Even though Ms. Ho was not an official Lancôme spokesmodel or ambassador, the resulting backlash harmed Lancôme’s business in Hong Kong.
On Wednesday, June 8, the beauty brand closed its shops in Hong Kong due to protesters who had gathered. The protesters felt that Lancôme gave in to the pressures of Mainland China by canceling Ms. Ho’s performance (see story).
L’Oreal and Lancôme protesters in Hong Kong
“I think when it comes to government interjecting into people’s freedoms, speech and what not — that’s a totally separate issue,” Ms. Rein said. “How that relates to branding, when the government of China comes to you and says, ‘Look, you’ve got to cancel this event, because this is not something we support,’ and who knows what other threats or fines [the government] was telling Lancôme would happen. The brand has to.
“As far as consumers being upset, brands cannot fight for consumers’ political views,” she said. “It’s really unfortunate that brands can get mixed up in those things at times, and wouldn’t it be lovely if brands could step in and have discourse with China on the freedoms of its citizens.
“That’s not what brands are there for. The unfortunate thing is that the brands will have the fallout from the people that may not understand the depth and the seriousness in which this is all contingent on.
“They might not understand the political aspect of it, and the risk. So the brand is going to suffer in that case.”
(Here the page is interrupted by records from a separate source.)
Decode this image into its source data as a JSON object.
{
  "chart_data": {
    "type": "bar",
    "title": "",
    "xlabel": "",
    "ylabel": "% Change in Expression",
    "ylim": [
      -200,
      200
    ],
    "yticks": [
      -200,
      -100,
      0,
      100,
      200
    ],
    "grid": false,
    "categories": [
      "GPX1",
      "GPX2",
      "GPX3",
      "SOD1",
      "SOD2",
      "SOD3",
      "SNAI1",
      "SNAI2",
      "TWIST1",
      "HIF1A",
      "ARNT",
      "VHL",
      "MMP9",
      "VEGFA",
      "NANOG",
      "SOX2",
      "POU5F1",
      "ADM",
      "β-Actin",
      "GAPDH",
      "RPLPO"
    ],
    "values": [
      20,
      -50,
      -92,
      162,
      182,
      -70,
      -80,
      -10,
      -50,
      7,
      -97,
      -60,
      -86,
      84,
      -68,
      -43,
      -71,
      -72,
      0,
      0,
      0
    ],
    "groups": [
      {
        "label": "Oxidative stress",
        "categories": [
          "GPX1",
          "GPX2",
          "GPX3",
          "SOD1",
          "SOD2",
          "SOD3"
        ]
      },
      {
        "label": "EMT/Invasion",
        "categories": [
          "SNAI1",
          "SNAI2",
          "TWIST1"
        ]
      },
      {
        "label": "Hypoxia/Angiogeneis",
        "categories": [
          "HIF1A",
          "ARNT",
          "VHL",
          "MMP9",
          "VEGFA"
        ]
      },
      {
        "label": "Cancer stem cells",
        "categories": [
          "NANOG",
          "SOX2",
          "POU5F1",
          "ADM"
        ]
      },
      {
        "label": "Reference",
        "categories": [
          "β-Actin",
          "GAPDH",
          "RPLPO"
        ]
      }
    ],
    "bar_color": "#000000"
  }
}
For Lancôme’s parent company L’Oreal the Hong Kong scandal could not have come at a more opportune time. On June 15, satire film “L’Idéal” hit theaters in France with a plot that underscores the risks involved with celebrity ambassadors.
In the film, L’Idéal, a parodied beauty marketer based on L’Oreal, finds itself in a PR crisis after a sex tape with Nazi iconography, starring its ambassador, leaks. The film then revolves around the clean up and how the scandal improved mentions on social media.
Scandals aside, are the days of celebrity-fronted campaigns reaching the end? Research suggests the opposite if the right ambassador is selected.
Research conducted by the NPD Group, for instance, found that songstress Rihanna is the most marketable celebrity. The singer has worked with Dior and Balmain, is the creative director of Kering-owned Puma and is currently in talks to develop a beauty line with LVMH, after a successful Estee-Lauder-owned M.A.C collaboration and a number of branded scents.
For celebrity endorsements to read as authentic, the selected ambassador must reflect the ethos of the brand. When the endorsement partnership is strong, fans of the celebrity are at least 50 percent more likely to make a purchase from the brand (see story).
But, regardless of a celebrity’s supposed marketability, when scandals do occur brands must be able to respond quickly and efficiently to dispel negativity.
“It’s interesting to me that this doesn’t happen more often,” Ms. Rein said. “I think a lot of brands have been very lucky in the sense that they have never had to deal with this kind of adversity.
“I think what [brands] should do is create distance from the person immediately, especially if it’s something serious and charges have been filed. I think the brand needs to pull whatever creative they’re currently using that features that celebrity,” she said.
“But, if it’s something fun-loving and not offensive, because those sort of press spikes can draw attention to the campaign and the brand. It’s a question of ethics and behavior, and really the severity should action be taken.”